Coalition of African American Pastors
- Abbreviation: CAAP
- Formation: April 1993
- Purpose: "Supporting the role of religion in American public life, protecting the lives of the unborn, and defending the sacred institution of marriage."
- Headquarters: Memphis, Tennessee
- Members: 3,000+
- President: Rev. William Owens
- Website: caapusa.org

= Coalition of African American Pastors =

U.S. non-profit organization

Coalition of African American Pastors (CAAP) is an African-American civil rights and social-conservative non-profit organization. They advocate for religion in public life and against abortion and same-sex marriage.

==Activity==
- In July 2012, the group traveled to Houston, Texas in protest of the NAACP's decision to endorse same-sex marriage.

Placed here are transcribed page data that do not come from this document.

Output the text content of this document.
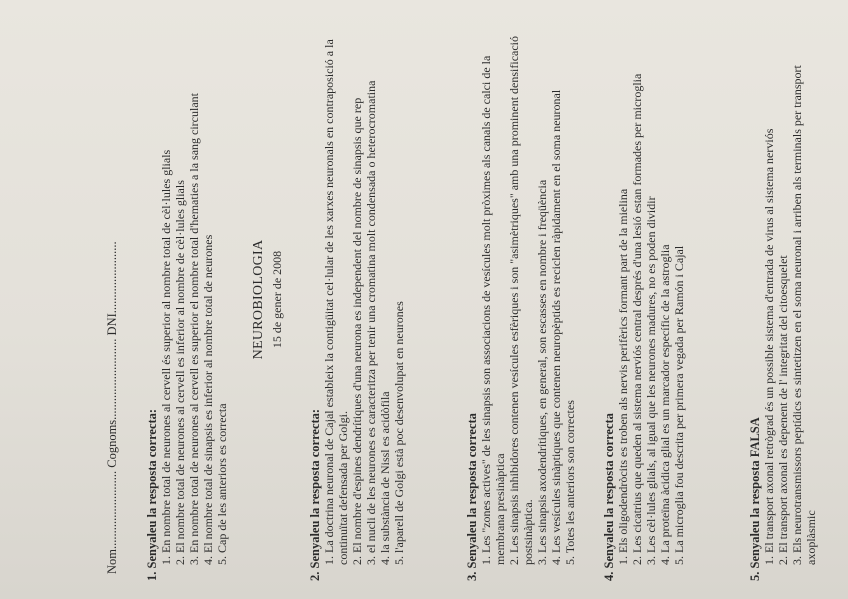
NEUROBIOLOGIA 15 de gener de 2008
Nom......................... Cognoms.......................... DNI.......................
1. Senyaleu la resposta correcta: 1. En nombre total de neurones al cervell és superior al nombre total de cèl·lules glials 2. El nombre total de neurones al cervell es inferior al nombre de cèl·lules glials 3. En nombre total de neurones al cervell es superior el nombre total d'hematies a la sang circulant 4. El nombre total de sinapsis es inferior al nombre total de neurones 5. Cap de les anteriors es correcta	2. Senyaleu la resposta correcta: 1. La doctrina neuronal de Cajal estableix la contigüitat cel·lular de les xarxes neuronals en contraposició a la continuïtat defensada per Golgi. 2. El nombre d'espines dendrítiques d'una neurona es independent del nombre de sinapsis que rep 3. el nucli de les neurones es caracteritza per tenir una cromatina molt condensada o heterocromatina 4. la substància de Nissl es acidòfila 5. l'aparell de Golgi està poc desenvolupat en neurones	3. Senyaleu la resposta correcta 1. Les "zones actives" de les sinapsis son associacions de vesícules molt pròximes als canals de calci de la membrana presinàptica 2. Les sinapsis inhibidores contenen vesícules esfèriques i son "asimètriques" amb una prominent densificació postsinàptica. 3. Les sinapsis axodendrítiques, en general, son escasses en nombre i freqüència 4. Les vesícules sinàptiques que contenen neuropèptids es reciclen ràpidament en el soma neuronal 5. Totes les anteriors son correctes 4. Senyaleu la resposta correcta 1. Els oligodendròcits es troben als nervis perifèrics formant part de la mielina 2. Les cicatrius que queden al sistema nerviós central després d'una lesió estan formades per microglia 3. Les cèl·lules glials, al igual que les neurones madures, no es poden dividir 4. La proteïna àcidica glial es un marcador específic de la astroglia 5. La microglia fou descrita per primera vegada per Ramón i Cajal	5. Senyaleu la resposta FALSA 1. El transport axonal retrògrad és un possible sistema d'entrada de virus al sistema nerviós 2. El transport axonal es depenent de l' integritat del citoesquelet 3. Els neurotransmissors peptídics es sintetitzen en el soma neuronal i arriben als terminals per transport axoplàsmic
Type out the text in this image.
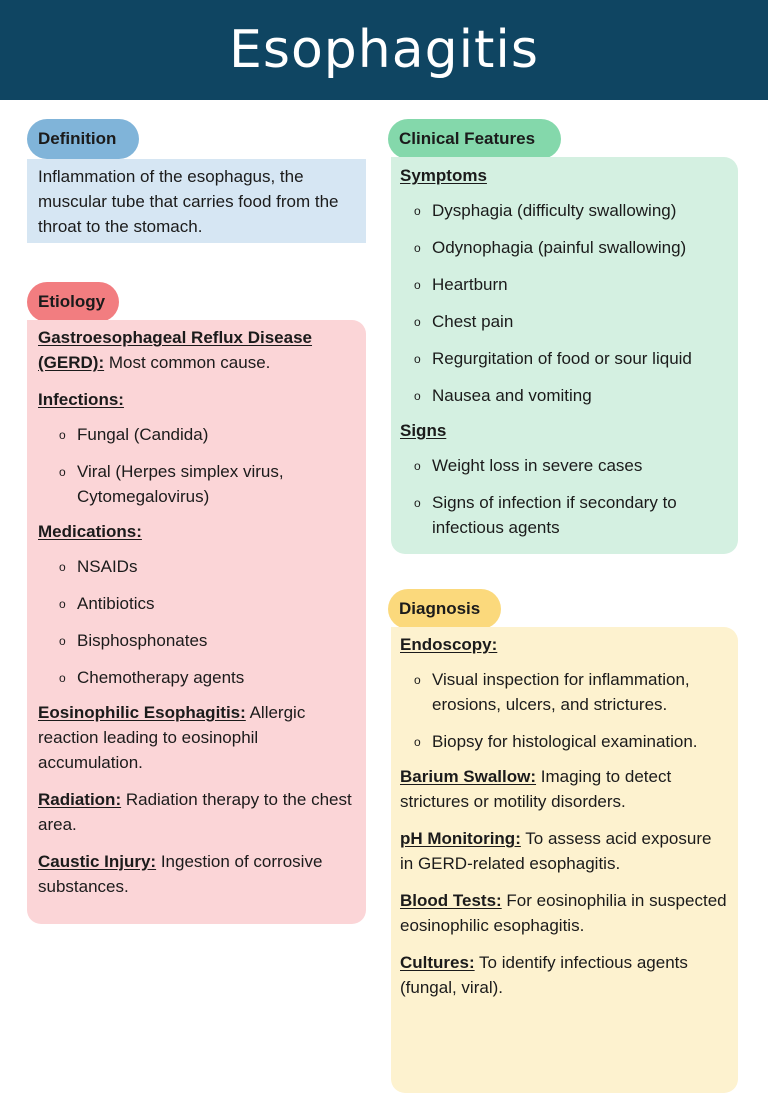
Esophagitis
Definition
Inflammation of the esophagus, the muscular tube that carries food from the throat to the stomach.
Etiology
Gastroesophageal Reflux Disease (GERD): Most common cause.
Infections:
o Fungal (Candida)
o Viral (Herpes simplex virus, Cytomegalovirus)
Medications:
o NSAIDs
o Antibiotics
o Bisphosphonates
o Chemotherapy agents
Eosinophilic Esophagitis: Allergic reaction leading to eosinophil accumulation.
Radiation: Radiation therapy to the chest area.
Caustic Injury: Ingestion of corrosive substances.
Clinical Features
Symptoms
o Dysphagia (difficulty swallowing)
o Odynophagia (painful swallowing)
o Heartburn
o Chest pain
o Regurgitation of food or sour liquid
o Nausea and vomiting
Signs
o Weight loss in severe cases
o Signs of infection if secondary to infectious agents
Diagnosis
Endoscopy:
o Visual inspection for inflammation, erosions, ulcers, and strictures.
o Biopsy for histological examination.
Barium Swallow: Imaging to detect strictures or motility disorders.
pH Monitoring: To assess acid exposure in GERD-related esophagitis.
Blood Tests: For eosinophilia in suspected eosinophilic esophagitis.
Cultures: To identify infectious agents (fungal, viral).
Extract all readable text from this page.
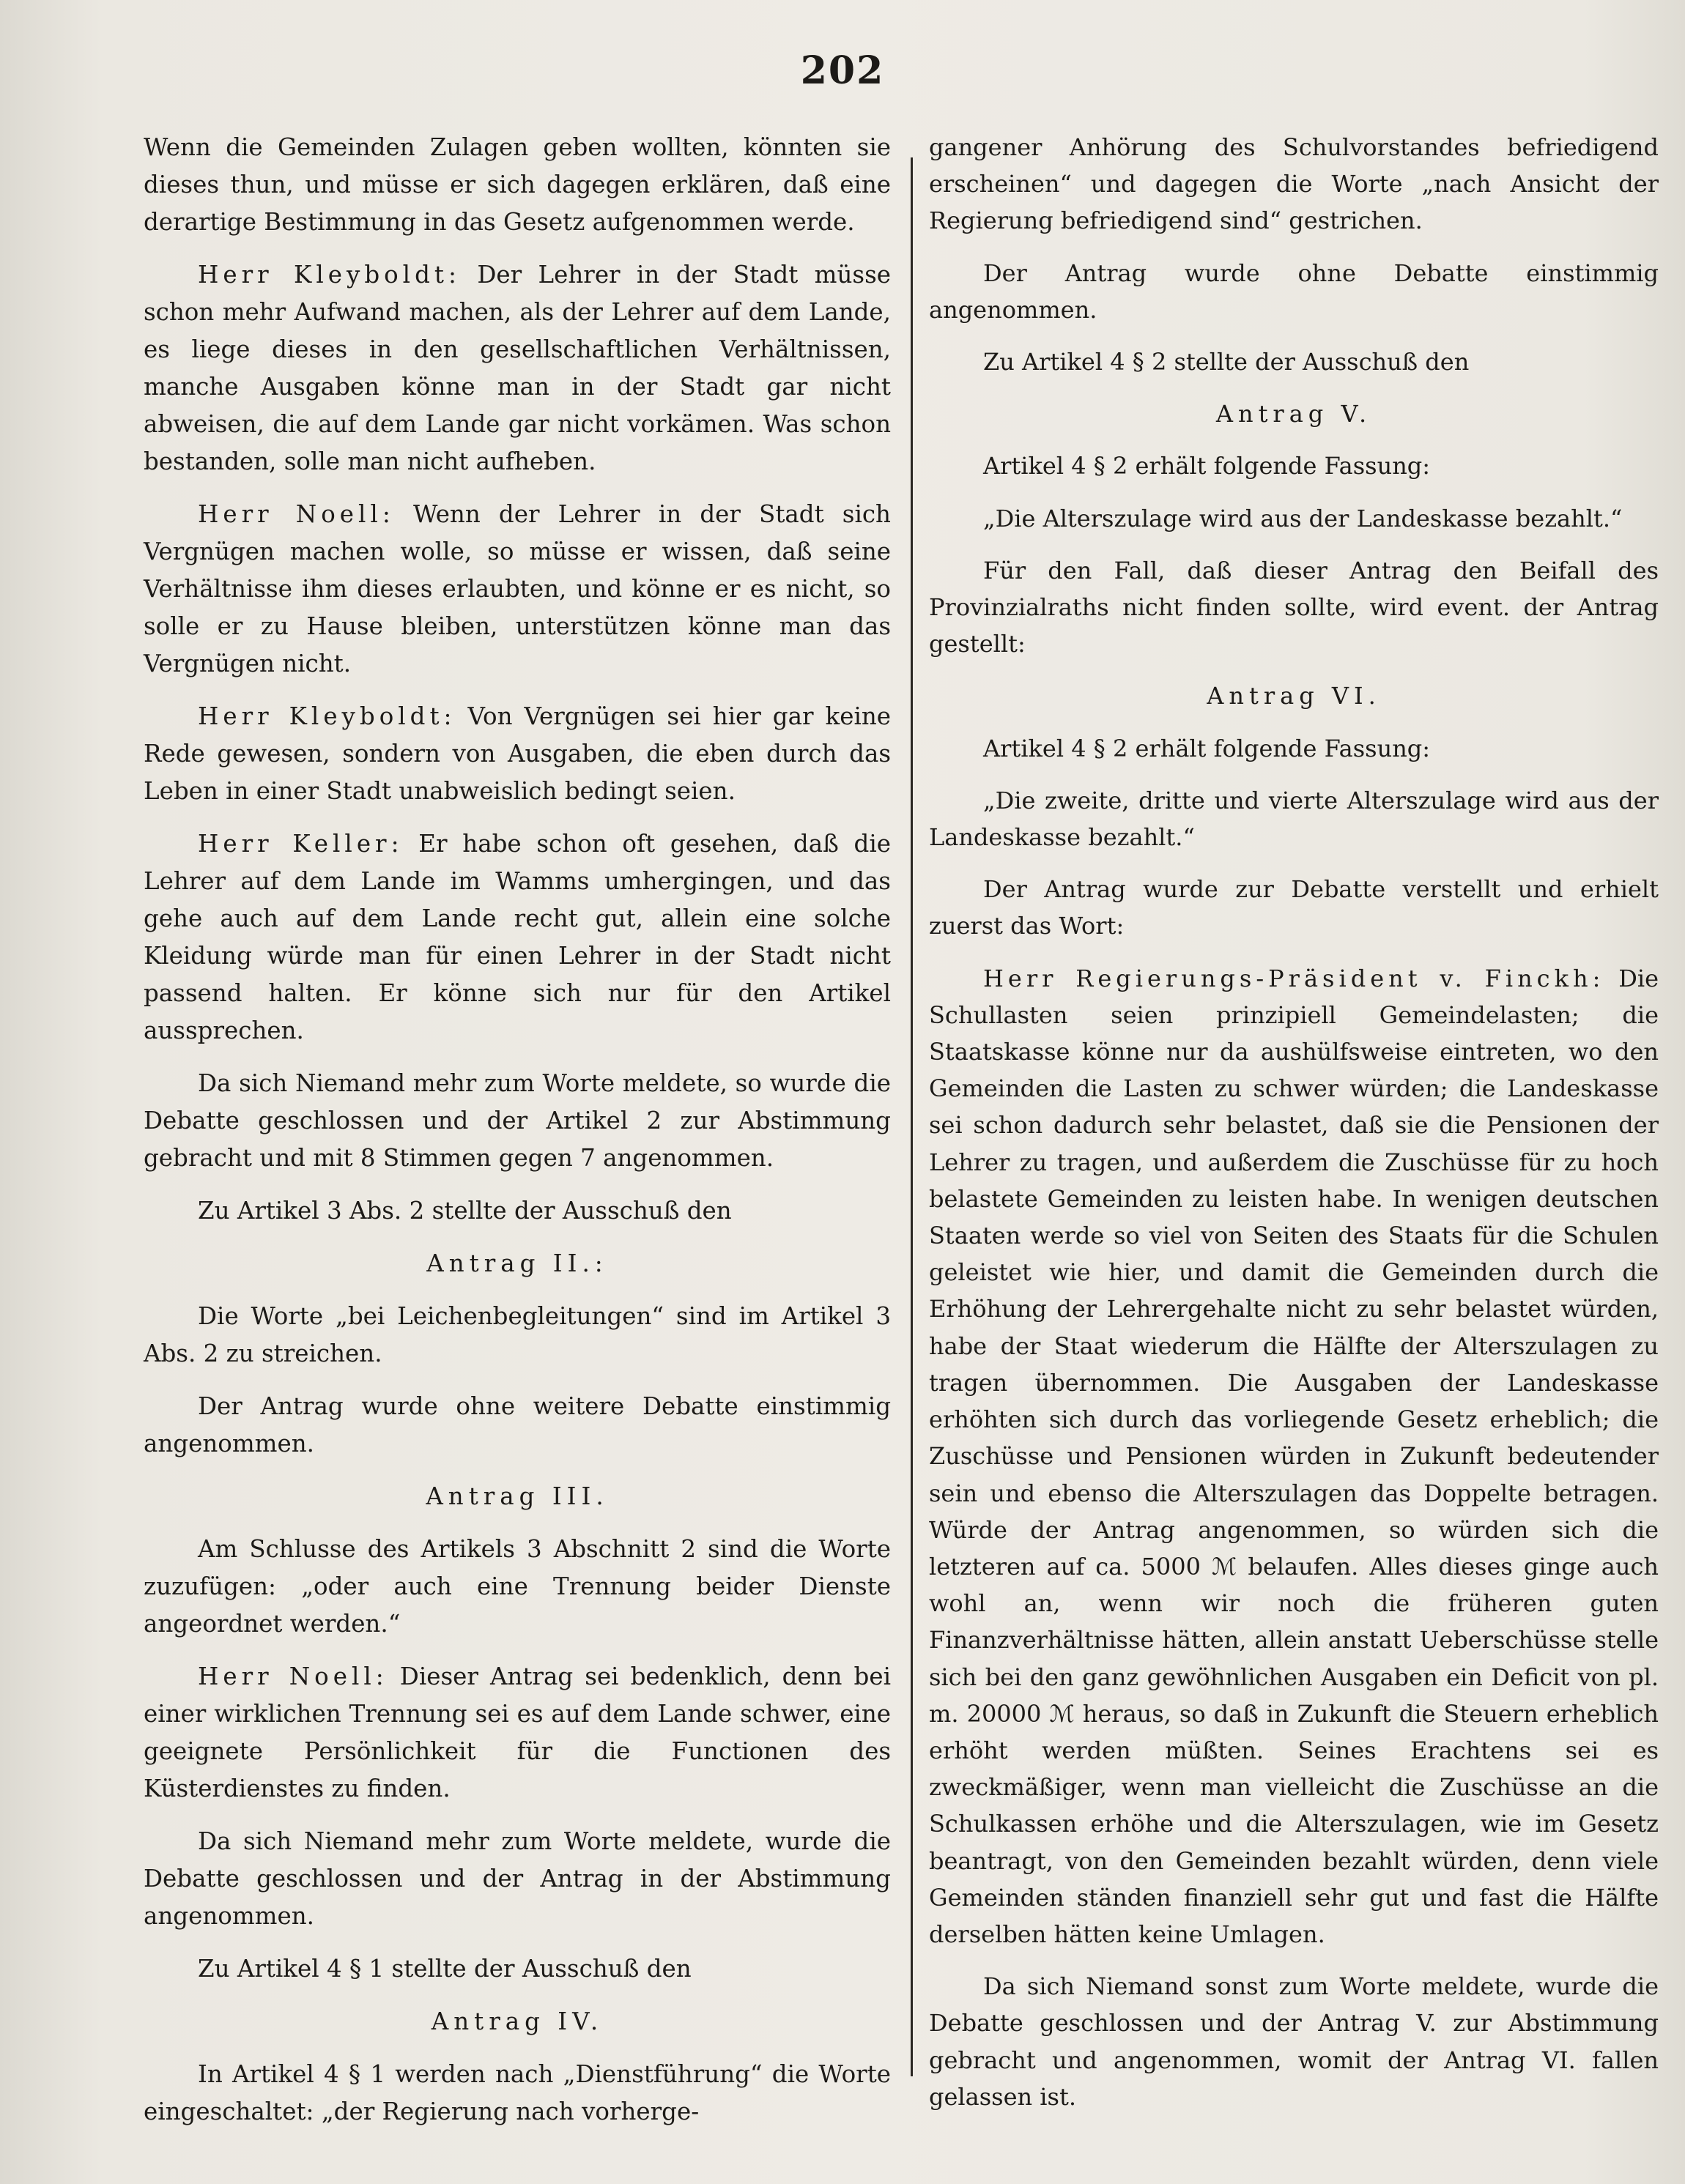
202
Wenn die Gemeinden Zulagen geben wollten, könnten sie dieses thun, und müsse er sich dagegen erklären, daß eine derartige Bestimmung in das Gesetz aufgenommen werde.
Herr Kleyboldt: Der Lehrer in der Stadt müsse schon mehr Aufwand machen, als der Lehrer auf dem Lande, es liege dieses in den gesellschaftlichen Verhältnissen, manche Ausgaben könne man in der Stadt gar nicht abweisen, die auf dem Lande gar nicht vorkämen. Was schon bestanden, solle man nicht aufheben.
Herr Noell: Wenn der Lehrer in der Stadt sich Vergnügen machen wolle, so müsse er wissen, daß seine Verhältnisse ihm dieses erlaubten, und könne er es nicht, so solle er zu Hause bleiben, unterstützen könne man das Vergnügen nicht.
Herr Kleyboldt: Von Vergnügen sei hier gar keine Rede gewesen, sondern von Ausgaben, die eben durch das Leben in einer Stadt unabweislich bedingt seien.
Herr Keller: Er habe schon oft gesehen, daß die Lehrer auf dem Lande im Wamms umhergingen, und das gehe auch auf dem Lande recht gut, allein eine solche Kleidung würde man für einen Lehrer in der Stadt nicht passend halten. Er könne sich nur für den Artikel aussprechen.
Da sich Niemand mehr zum Worte meldete, so wurde die Debatte geschlossen und der Artikel 2 zur Abstimmung gebracht und mit 8 Stimmen gegen 7 angenommen.
Zu Artikel 3 Abs. 2 stellte der Ausschuß den
Antrag II.:
Die Worte „bei Leichenbegleitungen“ sind im Artikel 3 Abs. 2 zu streichen.
Der Antrag wurde ohne weitere Debatte einstimmig angenommen.
Antrag III.
Am Schlusse des Artikels 3 Abschnitt 2 sind die Worte zuzufügen: „oder auch eine Trennung beider Dienste angeordnet werden.“
Herr Noell: Dieser Antrag sei bedenklich, denn bei einer wirklichen Trennung sei es auf dem Lande schwer, eine geeignete Persönlichkeit für die Functionen des Küsterdienstes zu finden.
Da sich Niemand mehr zum Worte meldete, wurde die Debatte geschlossen und der Antrag in der Abstimmung angenommen.
Zu Artikel 4 § 1 stellte der Ausschuß den
Antrag IV.
In Artikel 4 § 1 werden nach „Dienstführung“ die Worte eingeschaltet: „der Regierung nach vorherge-
gangener Anhörung des Schulvorstandes befriedigend erscheinen“ und dagegen die Worte „nach Ansicht der Regierung befriedigend sind“ gestrichen.
Der Antrag wurde ohne Debatte einstimmig angenommen.
Zu Artikel 4 § 2 stellte der Ausschuß den
Antrag V.
Artikel 4 § 2 erhält folgende Fassung:
„Die Alterszulage wird aus der Landeskasse bezahlt.“
Für den Fall, daß dieser Antrag den Beifall des Provinzialraths nicht finden sollte, wird event. der Antrag gestellt:
Antrag VI.
Artikel 4 § 2 erhält folgende Fassung:
„Die zweite, dritte und vierte Alterszulage wird aus der Landeskasse bezahlt.“
Der Antrag wurde zur Debatte verstellt und erhielt zuerst das Wort:
Herr Regierungs-Präsident v. Finckh: Die Schullasten seien prinzipiell Gemeindelasten; die Staatskasse könne nur da aushülfsweise eintreten, wo den Gemeinden die Lasten zu schwer würden; die Landeskasse sei schon dadurch sehr belastet, daß sie die Pensionen der Lehrer zu tragen, und außerdem die Zuschüsse für zu hoch belastete Gemeinden zu leisten habe. In wenigen deutschen Staaten werde so viel von Seiten des Staats für die Schulen geleistet wie hier, und damit die Gemeinden durch die Erhöhung der Lehrergehalte nicht zu sehr belastet würden, habe der Staat wiederum die Hälfte der Alterszulagen zu tragen übernommen. Die Ausgaben der Landeskasse erhöhten sich durch das vorliegende Gesetz erheblich; die Zuschüsse und Pensionen würden in Zukunft bedeutender sein und ebenso die Alterszulagen das Doppelte betragen. Würde der Antrag angenommen, so würden sich die letzteren auf ca. 5000 ℳ belaufen. Alles dieses ginge auch wohl an, wenn wir noch die früheren guten Finanzverhältnisse hätten, allein anstatt Ueberschüsse stelle sich bei den ganz gewöhnlichen Ausgaben ein Deficit von pl. m. 20000 ℳ heraus, so daß in Zukunft die Steuern erheblich erhöht werden müßten. Seines Erachtens sei es zweckmäßiger, wenn man vielleicht die Zuschüsse an die Schulkassen erhöhe und die Alterszulagen, wie im Gesetz beantragt, von den Gemeinden bezahlt würden, denn viele Gemeinden ständen finanziell sehr gut und fast die Hälfte derselben hätten keine Umlagen.
Da sich Niemand sonst zum Worte meldete, wurde die Debatte geschlossen und der Antrag V. zur Abstimmung gebracht und angenommen, womit der Antrag VI. fallen gelassen ist.
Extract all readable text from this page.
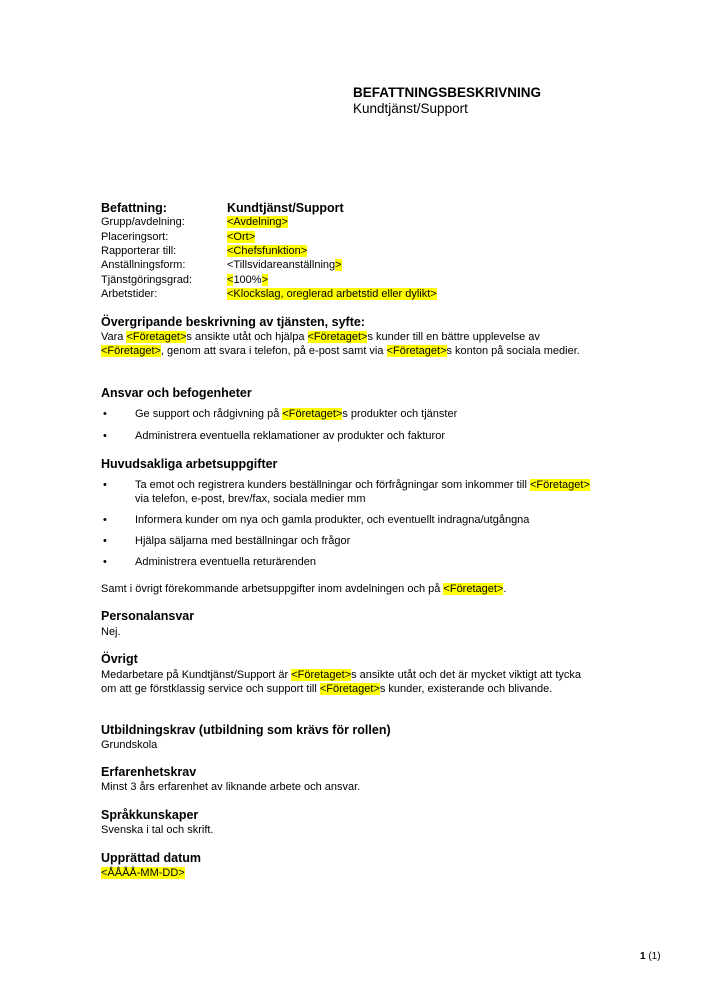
BEFATTNINGSBESKRIVNING
Kundtjänst/Support
Befattning:	Kundtjänst/Support
Grupp/avdelning:	<Avdelning>
Placeringsort:	<Ort>
Rapporterar till:	<Chefsfunktion>
Anställningsform:	<Tillsvidareanställning>
Tjänstgöringsgrad:	<100%>
Arbetstider:	<Klockslag, oreglerad arbetstid eller dylikt>
Övergripande beskrivning av tjänsten, syfte:
Vara <Företaget>s ansikte utåt och hjälpa <Företaget>s kunder till en bättre upplevelse av <Företaget>, genom att svara i telefon, på e-post samt via <Företaget>s konton på sociala medier.
Ansvar och befogenheter
•	Ge support och rådgivning på <Företaget>s produkter och tjänster
•	Administrera eventuella reklamationer av produkter och fakturor
Huvudsakliga arbetsuppgifter
•	Ta emot och registrera kunders beställningar och förfrågningar som inkommer till <Företaget> via telefon, e-post, brev/fax, sociala medier mm
•	Informera kunder om nya och gamla produkter, och eventuellt indragna/utgångna
•	Hjälpa säljarna med beställningar och frågor
•	Administrera eventuella returärenden
Samt i övrigt förekommande arbetsuppgifter inom avdelningen och på <Företaget>.
Personalansvar
Nej.
Övrigt
Medarbetare på Kundtjänst/Support är <Företaget>s ansikte utåt och det är mycket viktigt att tycka om att ge förstklassig service och support till <Företaget>s kunder, existerande och blivande.
Utbildningskrav (utbildning som krävs för rollen)
Grundskola
Erfarenhetskrav
Minst 3 års erfarenhet av liknande arbete och ansvar.
Språkkunskaper
Svenska i tal och skrift.
Upprättad datum
<ÅÅÅÅ-MM-DD>
1 (1)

Later the same year, they spoke out in opposition to Barack Obama for his support of same-sex marriage and issued a petition against same-sex marriage which garnered over 4,000 signers.
- On June 6, 2013, they condemned the Supreme Court's decision striking down the Defense of Marriage Act.
- February 2014, the group proposed impeaching Eric Holder for his support of same-sex marriage. Later the same year they announced the formation of RISE movement.
- February 2015, the group called for Justices Elena Kagan and Ruth Bader Ginsburg to recuse themselves from a case surrounding the state-level gay marriage bans.